Blacklisting has the effect of preventing a person from the privilege and advantage of entering into lawful relationship with the Government for purposes of gains. The fact that a disability is created by the order of blacklisting indicates that the relevant authority is to have an objective satisfaction. Fundamentals of fair play require that the person concerned should be given an opportunity to represent his case before he is put on the blacklist.” 9. The same view was echoed in Joseph Vilangandan v. The Executive Engineer (P.W.D.), Ernakulam and others, AIR 1978 SC 930 and Raghunath Thakur v. State of Bihar and others AIR 1989 SC 620 . 10. Indisputably, no notice had been given to the petitioners before blacklisting.

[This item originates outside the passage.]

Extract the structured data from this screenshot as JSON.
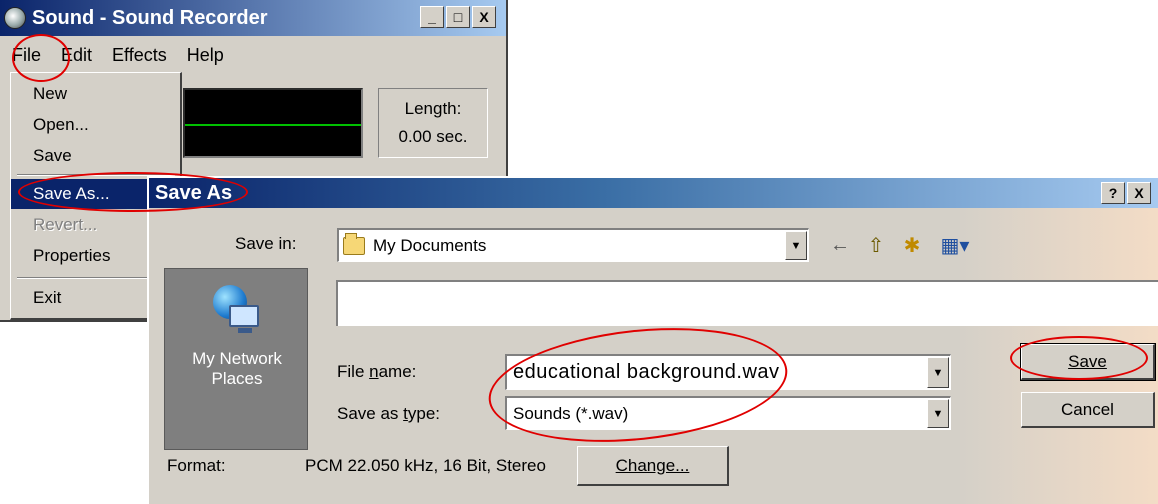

As the impugned order cast a stigma on the reputation of the petitioners, which is both an interest of personality and an interest of substance and as it is attended with civil consequences, the same should have been proceeded by notice and an opportunity to represent their cases. In the wake of the aforesaid, the order blacklisting the petitioners is hereby quashed. No costs.